One of the short-comings of the PHP implementation is that it works strictly sequentially: first create a list of structured queries from and put them in an order of best fit to the original free-form query. Then execute the list until the database returns a result. Then recheck the results against the original query to put them in an order. In practise, it is not always possible to put the different interpretations of the free-form query into the right order without seeing what results the database will yield. The Python code therefore switches to a global measure of accuracy that combines the likelihood how well the structured query matches the free-form text with the likelihood how well the result from the database matches the original query.

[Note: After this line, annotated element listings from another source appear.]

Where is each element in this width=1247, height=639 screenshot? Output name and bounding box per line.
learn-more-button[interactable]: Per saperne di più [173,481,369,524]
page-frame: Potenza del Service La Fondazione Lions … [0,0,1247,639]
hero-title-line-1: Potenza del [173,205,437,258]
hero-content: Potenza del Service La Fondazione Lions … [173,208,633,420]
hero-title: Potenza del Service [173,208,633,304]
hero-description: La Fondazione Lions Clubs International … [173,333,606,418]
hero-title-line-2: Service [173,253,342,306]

This unlocks some improvements to the search experience. Let’s have a look at two examples.
Full-name matches vs. partial matches
One of the most annoying features of Nominatim was that it would give a
hard preference to matches of the full name. To give you an example:
assume that OSM has the well-known city only tagged with name=New York City
.
In addition there is a small restaurant in Chicago with name=New York
.
In such a constellation a search for ‘New York, US’ would return the
restaurant because it is a perfect match (and well within the United States)
instead of the much better known city.
With the global accuracy measure, Nominatim is now able to search for full-name matches and partial matches at the same time, giving all results with partial matches a lower score. So there is still a preference for perfect name matches but they won’t prevent partial matches from appearing up anymore. In the case of New York, the city would still show up as the first result because the fact that it is very well known gives the global accuracy an enormous boost.

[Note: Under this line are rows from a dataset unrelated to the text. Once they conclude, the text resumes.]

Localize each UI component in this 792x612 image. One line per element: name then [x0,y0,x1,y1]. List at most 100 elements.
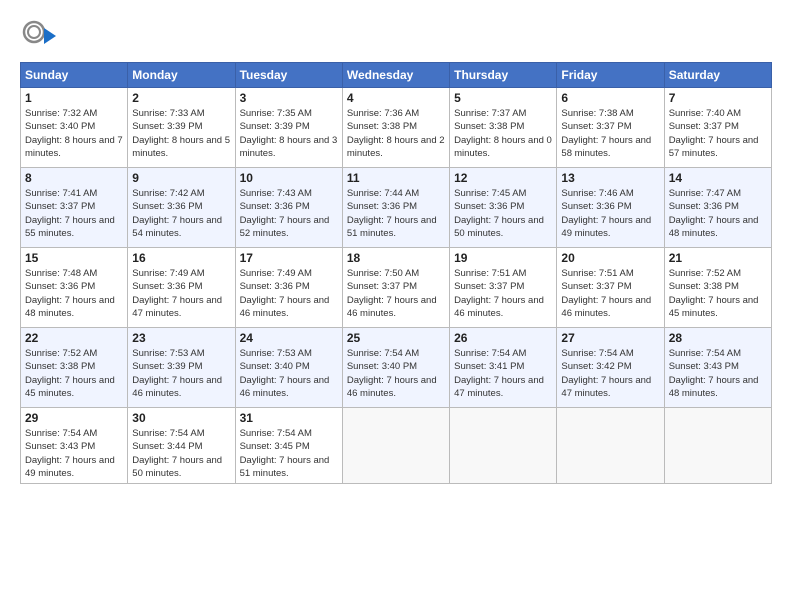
calendar-cell: 13 Sunrise: 7:46 AMSunset: 3:36 PMDaylig… [557,168,664,248]
weekday-header-monday: Monday [128,63,235,88]
day-info: Sunrise: 7:54 AMSunset: 3:40 PMDaylight:… [347,348,437,399]
calendar-cell: 7 Sunrise: 7:40 AMSunset: 3:37 PMDayligh… [664,88,771,168]
weekday-header-thursday: Thursday [450,63,557,88]
day-number: 28 [669,331,767,345]
day-info: Sunrise: 7:49 AMSunset: 3:36 PMDaylight:… [132,268,222,319]
day-number: 23 [132,331,230,345]
day-number: 9 [132,171,230,185]
day-info: Sunrise: 7:52 AMSunset: 3:38 PMDaylight:… [669,268,759,319]
day-number: 26 [454,331,552,345]
day-info: Sunrise: 7:38 AMSunset: 3:37 PMDaylight:… [561,108,651,159]
calendar-cell: 10 Sunrise: 7:43 AMSunset: 3:36 PMDaylig… [235,168,342,248]
day-info: Sunrise: 7:32 AMSunset: 3:40 PMDaylight:… [25,108,123,159]
calendar-cell: 29 Sunrise: 7:54 AMSunset: 3:43 PMDaylig… [21,408,128,484]
calendar-cell: 26 Sunrise: 7:54 AMSunset: 3:41 PMDaylig… [450,328,557,408]
calendar-cell: 30 Sunrise: 7:54 AMSunset: 3:44 PMDaylig… [128,408,235,484]
day-info: Sunrise: 7:46 AMSunset: 3:36 PMDaylight:… [561,188,651,239]
day-info: Sunrise: 7:54 AMSunset: 3:45 PMDaylight:… [240,428,330,479]
calendar-cell: 24 Sunrise: 7:53 AMSunset: 3:40 PMDaylig… [235,328,342,408]
day-number: 8 [25,171,123,185]
weekday-header-tuesday: Tuesday [235,63,342,88]
calendar-cell: 11 Sunrise: 7:44 AMSunset: 3:36 PMDaylig… [342,168,449,248]
day-number: 25 [347,331,445,345]
calendar-cell [450,408,557,484]
calendar-cell: 14 Sunrise: 7:47 AMSunset: 3:36 PMDaylig… [664,168,771,248]
day-info: Sunrise: 7:47 AMSunset: 3:36 PMDaylight:… [669,188,759,239]
calendar-cell: 23 Sunrise: 7:53 AMSunset: 3:39 PMDaylig… [128,328,235,408]
calendar-cell: 6 Sunrise: 7:38 AMSunset: 3:37 PMDayligh… [557,88,664,168]
day-info: Sunrise: 7:54 AMSunset: 3:42 PMDaylight:… [561,348,651,399]
calendar-cell: 2 Sunrise: 7:33 AMSunset: 3:39 PMDayligh… [128,88,235,168]
weekday-header-sunday: Sunday [21,63,128,88]
day-number: 24 [240,331,338,345]
day-number: 18 [347,251,445,265]
day-number: 6 [561,91,659,105]
calendar-cell: 16 Sunrise: 7:49 AMSunset: 3:36 PMDaylig… [128,248,235,328]
day-number: 20 [561,251,659,265]
day-number: 5 [454,91,552,105]
day-info: Sunrise: 7:42 AMSunset: 3:36 PMDaylight:… [132,188,222,239]
calendar-cell: 19 Sunrise: 7:51 AMSunset: 3:37 PMDaylig… [450,248,557,328]
calendar-cell: 22 Sunrise: 7:52 AMSunset: 3:38 PMDaylig… [21,328,128,408]
day-number: 27 [561,331,659,345]
day-info: Sunrise: 7:51 AMSunset: 3:37 PMDaylight:… [561,268,651,319]
header [20,18,772,54]
calendar-cell: 8 Sunrise: 7:41 AMSunset: 3:37 PMDayligh… [21,168,128,248]
day-info: Sunrise: 7:49 AMSunset: 3:36 PMDaylight:… [240,268,330,319]
day-number: 10 [240,171,338,185]
day-info: Sunrise: 7:43 AMSunset: 3:36 PMDaylight:… [240,188,330,239]
calendar-cell [342,408,449,484]
day-number: 4 [347,91,445,105]
day-info: Sunrise: 7:45 AMSunset: 3:36 PMDaylight:… [454,188,544,239]
calendar-cell: 21 Sunrise: 7:52 AMSunset: 3:38 PMDaylig… [664,248,771,328]
day-number: 14 [669,171,767,185]
day-number: 11 [347,171,445,185]
day-info: Sunrise: 7:44 AMSunset: 3:36 PMDaylight:… [347,188,437,239]
day-info: Sunrise: 7:36 AMSunset: 3:38 PMDaylight:… [347,108,445,159]
day-number: 12 [454,171,552,185]
calendar-cell: 4 Sunrise: 7:36 AMSunset: 3:38 PMDayligh… [342,88,449,168]
day-number: 22 [25,331,123,345]
day-info: Sunrise: 7:54 AMSunset: 3:44 PMDaylight:… [132,428,222,479]
day-number: 13 [561,171,659,185]
logo [20,18,60,54]
calendar-cell: 18 Sunrise: 7:50 AMSunset: 3:37 PMDaylig… [342,248,449,328]
calendar-cell: 27 Sunrise: 7:54 AMSunset: 3:42 PMDaylig… [557,328,664,408]
day-number: 29 [25,411,123,425]
logo-icon [20,18,56,54]
day-info: Sunrise: 7:50 AMSunset: 3:37 PMDaylight:… [347,268,437,319]
day-info: Sunrise: 7:51 AMSunset: 3:37 PMDaylight:… [454,268,544,319]
day-info: Sunrise: 7:37 AMSunset: 3:38 PMDaylight:… [454,108,552,159]
day-number: 21 [669,251,767,265]
day-number: 31 [240,411,338,425]
calendar-cell: 28 Sunrise: 7:54 AMSunset: 3:43 PMDaylig… [664,328,771,408]
day-number: 19 [454,251,552,265]
day-info: Sunrise: 7:53 AMSunset: 3:39 PMDaylight:… [132,348,222,399]
weekday-header-friday: Friday [557,63,664,88]
calendar-cell [557,408,664,484]
calendar-cell: 25 Sunrise: 7:54 AMSunset: 3:40 PMDaylig… [342,328,449,408]
day-info: Sunrise: 7:41 AMSunset: 3:37 PMDaylight:… [25,188,115,239]
calendar-cell: 17 Sunrise: 7:49 AMSunset: 3:36 PMDaylig… [235,248,342,328]
day-info: Sunrise: 7:54 AMSunset: 3:43 PMDaylight:… [25,428,115,479]
day-number: 1 [25,91,123,105]
day-info: Sunrise: 7:40 AMSunset: 3:37 PMDaylight:… [669,108,759,159]
day-number: 3 [240,91,338,105]
day-number: 7 [669,91,767,105]
weekday-header-wednesday: Wednesday [342,63,449,88]
calendar-table: SundayMondayTuesdayWednesdayThursdayFrid… [20,62,772,484]
calendar-cell: 9 Sunrise: 7:42 AMSunset: 3:36 PMDayligh… [128,168,235,248]
day-info: Sunrise: 7:33 AMSunset: 3:39 PMDaylight:… [132,108,230,159]
page: SundayMondayTuesdayWednesdayThursdayFrid… [0,0,792,612]
day-number: 30 [132,411,230,425]
calendar-cell: 31 Sunrise: 7:54 AMSunset: 3:45 PMDaylig… [235,408,342,484]
weekday-header-row: SundayMondayTuesdayWednesdayThursdayFrid… [21,63,772,88]
day-info: Sunrise: 7:53 AMSunset: 3:40 PMDaylight:… [240,348,330,399]
day-info: Sunrise: 7:54 AMSunset: 3:41 PMDaylight:… [454,348,544,399]
weekday-header-saturday: Saturday [664,63,771,88]
calendar-cell: 5 Sunrise: 7:37 AMSunset: 3:38 PMDayligh… [450,88,557,168]
calendar-cell: 3 Sunrise: 7:35 AMSunset: 3:39 PMDayligh… [235,88,342,168]
calendar-cell: 20 Sunrise: 7:51 AMSunset: 3:37 PMDaylig… [557,248,664,328]
day-info: Sunrise: 7:54 AMSunset: 3:43 PMDaylight:… [669,348,759,399]
day-number: 15 [25,251,123,265]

Better matching of scripts
When Nominatim searches for a place, it doesn’t use the name as it was typed in the search box. It uses a form that is translated into Latin script. This allows for some fuzziness when handling multi-lingual data sets. It doesn’t matter if you type ‘manhattan’, ‘манхаттан’ or ‘マンハッタン’. All of these searches will find Manhattan. The downside is that sometimes two obviously different names still match up because the transliteration happens to be the same. There is a long-standing bug report that a search for ‘Rømø’, an island in Denmark, would consistently return Rome as a result, just because Rome is very well known and happens to be called ‘Romo’ in Esperanto.
With the new global accuracy measure it is possible to give results with matching scripts a proper boost and avoid such confusion in the future.
Readjusting the algorithm
Deciding how well a structured query or a database result matches to the free-form text query is not a hard science. There are a lot of knobs and screws that need to be adjusted through trial and error. The new global accuracy measure comes with a whole different set of knobs and screws and it will take a while to find the optimal adjustments.
To come to a useable initial setting, the geocoder-tester dataset comes in handy This is a test set of almost 50.000 search queries. They are mostly addresses and simple city name searches but also contain searches for POIs like airports and museums. For the PHP implementation 72.8% of the tests pass. In the initial Python implementation the success rate dropped to 68.3%. After some tweaking, the success rate is now 74.6%, already a 2% improvement over the old PHP code.
Many thanks to NGI Zero who are funding this work on improving Nominatim.